Securities and Exchange Board of India (SEBI) has announced important updates for mutual fund investors. The regulator has changed some rules related to hybrid mutual funds.
The main aim of these changes is to make the rules clearer, so that common investors can easily understand where their money is being invested.
Let’s understand how these new rules may affect your investments.
Changes in Conservative, Balanced and Aggressive Hybrid Funds
There are no major changes in the investment rules for Conservative, Balanced, and Aggressive hybrid funds.
If you are already investing in these funds, your money will continue to be divided between equity (stocks) and debt (safer instruments) just like before.
However, the rules are now more clearly defined. This will make it easier for investors to compare different funds and understand their investment structure.
New Rules for Arbitrage Funds
For investors in arbitrage funds, the rules have become stricter. These funds are now allowed to invest their debt portion only in government securities.
They are no longer permitted to invest in Infrastructure Investment Trusts (InvITs).
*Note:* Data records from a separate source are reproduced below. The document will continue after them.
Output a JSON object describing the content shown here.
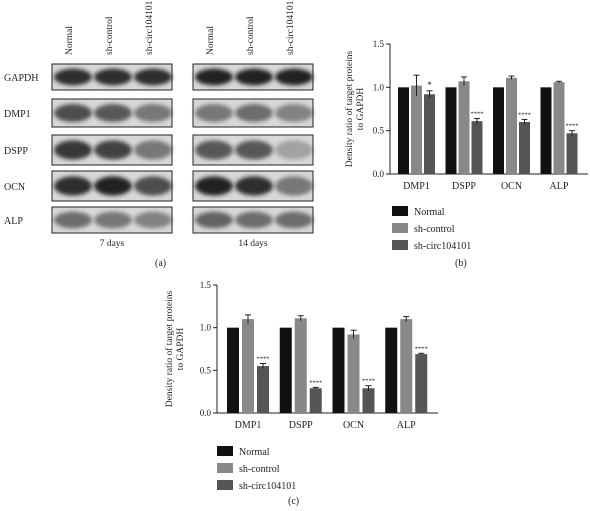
{
  "blot": {
    "lanes": [
      "Normal",
      "sh-control",
      "sh-circ104101"
    ],
    "proteins": [
      "GAPDH",
      "DMP1",
      "DSPP",
      "OCN",
      "ALP"
    ],
    "groups": [
      {
        "caption": "7 days"
      },
      {
        "caption": "14 days"
      }
    ]
  },
  "panel_labels": {
    "a": "(a)",
    "b": "(b)",
    "c": "(c)"
  },
  "significance": {
    "star": "*",
    "quad": "****"
  },
  "chart_data": [
    {
      "type": "bar",
      "panel": "(b)",
      "categories": [
        "DMP1",
        "DSPP",
        "OCN",
        "ALP"
      ],
      "ylabel": "Density ratio of target proteins to GAPDH",
      "ylim": [
        0,
        1.5
      ],
      "yticks": [
        "0.0",
        "0.5",
        "1.0",
        "1.5"
      ],
      "legend": "below",
      "series": [
        {
          "name": "Normal",
          "color": "#111111",
          "values": [
            1.0,
            1.0,
            1.0,
            1.0
          ],
          "errors": [
            0,
            0,
            0,
            0
          ],
          "sig": [
            "",
            "",
            "",
            ""
          ]
        },
        {
          "name": "sh-control",
          "color": "#888888",
          "values": [
            1.02,
            1.07,
            1.11,
            1.06
          ],
          "errors": [
            0.12,
            0.05,
            0.02,
            0.01
          ],
          "sig": [
            "",
            "",
            "",
            ""
          ]
        },
        {
          "name": "sh-circ104101",
          "color": "#555555",
          "values": [
            0.92,
            0.61,
            0.6,
            0.47
          ],
          "errors": [
            0.04,
            0.03,
            0.03,
            0.03
          ],
          "sig": [
            "*",
            "****",
            "****",
            "****"
          ]
        }
      ]
    },
    {
      "type": "bar",
      "panel": "(c)",
      "categories": [
        "DMP1",
        "DSPP",
        "OCN",
        "ALP"
      ],
      "ylabel": "Density ratio of target proteins to GAPDH",
      "ylim": [
        0,
        1.5
      ],
      "yticks": [
        "0.0",
        "0.5",
        "1.0",
        "1.5"
      ],
      "legend": "below",
      "series": [
        {
          "name": "Normal",
          "color": "#111111",
          "values": [
            1.0,
            1.0,
            1.0,
            1.0
          ],
          "errors": [
            0,
            0,
            0,
            0
          ],
          "sig": [
            "",
            "",
            "",
            ""
          ]
        },
        {
          "name": "sh-control",
          "color": "#888888",
          "values": [
            1.1,
            1.11,
            0.92,
            1.1
          ],
          "errors": [
            0.05,
            0.03,
            0.05,
            0.03
          ],
          "sig": [
            "",
            "",
            "",
            ""
          ]
        },
        {
          "name": "sh-circ104101",
          "color": "#555555",
          "values": [
            0.55,
            0.29,
            0.29,
            0.69
          ],
          "errors": [
            0.03,
            0.01,
            0.03,
            0.01
          ],
          "sig": [
            "****",
            "****",
            "****",
            "****"
          ]
        }
      ]
    }
  ]
}
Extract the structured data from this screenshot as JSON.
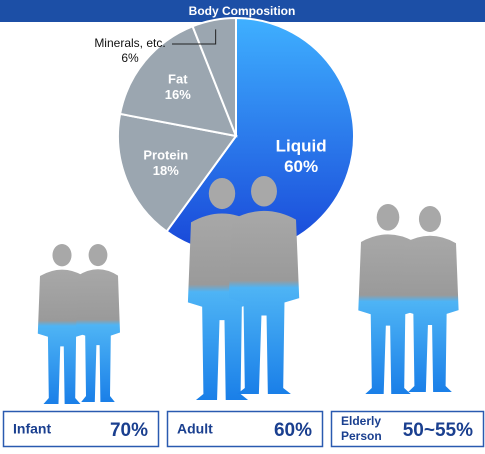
{
  "chart_data": {
    "type": "pie",
    "title": "Body Composition",
    "categories": [
      "Liquid",
      "Protein",
      "Fat",
      "Minerals, etc."
    ],
    "values": [
      60,
      18,
      16,
      6
    ],
    "value_labels": [
      "60%",
      "18%",
      "16%",
      "6%"
    ],
    "colors": [
      "#2b8cf0",
      "#9ba6b0",
      "#9ba6b0",
      "#9ba6b0"
    ]
  },
  "panels": [
    {
      "label": "Infant",
      "value": "70%"
    },
    {
      "label": "Adult",
      "value": "60%"
    },
    {
      "label": "Elderly Person",
      "value": "50~55%"
    }
  ]
}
This step has been taken to make these funds safer and more focused in their investment strategy.
More Investment Options for Hybrid Funds
Hybrid funds (except arbitrage funds) now have additional investment opportunities. They can invest their remaining funds in instruments such as gold ETFs, silver ETFs, and InvITs.
This change will help investors diversify their portfolios better and reduce overall risk.
How Will Investors Benefit?
These updated rules will improve transparency. Investors will clearly know how much money the fund manager is putting into the stock market and how much into safer options.
With better clarity, you can choose a fund that matches your risk appetite and financial goals more easily.